At the end of the 1970’s, most of London’s double-decker busses were newly equipped for one person operations, making redundant the vast work-force known as “bus conductors”. This period was plagued by constant strikes of London transport workers, but more importantly, by a vociferous public debate about the social repercussions of machines replacing people.

Little were the disputants to know that this was a tiny stream in what was to become a flood of positions and professions slowly made irrelevant by growing technologies, which in turn created new types of jobs and vocations. There are very few professions which can truly say or believe that they are immune from redundancies due to technological reforms.

The current trend of FinTech – Financial Technologies – is giant in its vastness and diversity. Around 5,000 FinTech start-ups are attacking almost every angle of the conventional banking and financial world and biting at the flesh of their income sources. The catalyst of this trend was the financial crisis of 2008 and the subsequent credit crunch, which sent the market to search for new sources of finance. The shortage of credit paired with a low interest rate environment for investors provided perfect conditions for the growth of peer to peer (P2P) lending, improving the situations of both sides of the equation. Hereafter, the road to the FinTech eruption was short.

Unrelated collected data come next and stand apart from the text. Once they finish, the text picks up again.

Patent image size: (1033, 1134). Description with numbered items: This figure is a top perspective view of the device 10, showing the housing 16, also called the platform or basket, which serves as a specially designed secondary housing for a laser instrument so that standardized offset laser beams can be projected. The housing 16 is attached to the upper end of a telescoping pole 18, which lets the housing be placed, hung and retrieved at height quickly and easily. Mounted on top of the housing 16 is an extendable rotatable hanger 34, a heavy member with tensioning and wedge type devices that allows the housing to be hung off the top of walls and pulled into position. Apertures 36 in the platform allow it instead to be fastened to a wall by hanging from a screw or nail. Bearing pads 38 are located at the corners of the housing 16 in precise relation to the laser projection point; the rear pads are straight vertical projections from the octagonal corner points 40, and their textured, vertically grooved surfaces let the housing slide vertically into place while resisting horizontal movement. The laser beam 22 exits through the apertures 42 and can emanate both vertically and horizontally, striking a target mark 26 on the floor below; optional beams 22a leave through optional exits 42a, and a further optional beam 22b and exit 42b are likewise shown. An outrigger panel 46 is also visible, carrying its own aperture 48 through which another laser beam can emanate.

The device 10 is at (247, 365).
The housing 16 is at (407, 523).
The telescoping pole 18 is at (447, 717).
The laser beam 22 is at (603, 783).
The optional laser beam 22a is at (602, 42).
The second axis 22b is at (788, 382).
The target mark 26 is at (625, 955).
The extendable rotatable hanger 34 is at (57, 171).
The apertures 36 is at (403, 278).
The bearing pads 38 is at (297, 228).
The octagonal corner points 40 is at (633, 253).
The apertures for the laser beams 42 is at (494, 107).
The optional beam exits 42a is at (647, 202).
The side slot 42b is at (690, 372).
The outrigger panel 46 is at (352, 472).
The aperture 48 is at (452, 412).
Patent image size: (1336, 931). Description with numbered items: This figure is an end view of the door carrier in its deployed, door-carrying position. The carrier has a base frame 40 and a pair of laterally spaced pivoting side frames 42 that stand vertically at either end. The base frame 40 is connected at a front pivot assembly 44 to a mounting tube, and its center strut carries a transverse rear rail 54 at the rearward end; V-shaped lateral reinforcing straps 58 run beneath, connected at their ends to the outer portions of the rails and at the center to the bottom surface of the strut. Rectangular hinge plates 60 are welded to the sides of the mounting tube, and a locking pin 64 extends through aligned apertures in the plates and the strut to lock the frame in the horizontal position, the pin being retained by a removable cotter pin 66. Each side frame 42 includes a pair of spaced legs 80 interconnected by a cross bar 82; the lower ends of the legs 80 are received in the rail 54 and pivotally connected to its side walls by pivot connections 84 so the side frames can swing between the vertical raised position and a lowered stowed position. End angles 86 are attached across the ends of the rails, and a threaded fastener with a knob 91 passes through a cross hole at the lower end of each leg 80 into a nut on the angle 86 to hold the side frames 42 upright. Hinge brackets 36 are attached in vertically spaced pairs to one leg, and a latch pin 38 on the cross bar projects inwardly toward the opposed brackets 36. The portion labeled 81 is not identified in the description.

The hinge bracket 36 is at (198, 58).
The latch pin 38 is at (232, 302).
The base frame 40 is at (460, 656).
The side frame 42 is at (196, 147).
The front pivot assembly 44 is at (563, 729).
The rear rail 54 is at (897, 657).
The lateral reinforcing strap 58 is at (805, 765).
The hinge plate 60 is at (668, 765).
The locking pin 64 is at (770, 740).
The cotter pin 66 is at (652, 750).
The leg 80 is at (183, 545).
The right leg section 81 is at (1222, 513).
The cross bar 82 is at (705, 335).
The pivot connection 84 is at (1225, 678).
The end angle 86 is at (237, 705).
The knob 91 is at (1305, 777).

Does FinTech mark the end of the banking industry? Many would hope that this is the case; public sympathy with this industry is justifiably not high. FinTechs aim to find the banks’ most profitable sources of activities and replace them. The expectation is that banking profits will be reduced, over the next decade by up to 40%. However, there are several key reasons why banks will remain a central part of the economies, despite this boom in competition:

  1. The banks themselves spotted or sensed this change at a fairly early stage. Many banks are themselves heavily involved in FinTech – Citibank probably a leader in this field – and they will still protect their core business.
  2. The majority of FinTech’s, however revolutionary they may be, are reliant on the banks for success, and need to tie in to the banks’ infrastructure to make their product function. Even the firmly rooted P2P industry has to use a bank as a clearing agency.
  3. The FinTechs tend to choose areas which are not regulated or the regulations are less stringent. Many areas will remain highly regulated and, although burdensome, these will remain in the hands of the banks which have the systems to deal with the regulators.
  4. Many changes require legislation and changes in regulations. The high tech industry works on a two-year cycle; these changes can take five or six. Few start-ups have the ability to breathe that long without oxygen.

The FinTech industry has to be collective and strategically calculated to beat the Goliath of the banking industries. A full bodied attack will lead to self-destruction as many of the companies are creating similar products, and will be more focused on competing with each other than fighting the giant. Groups should continue to bite at the banks heals relentlessly, wearing out the beast over ten rounds rather than going for a knock-out blow.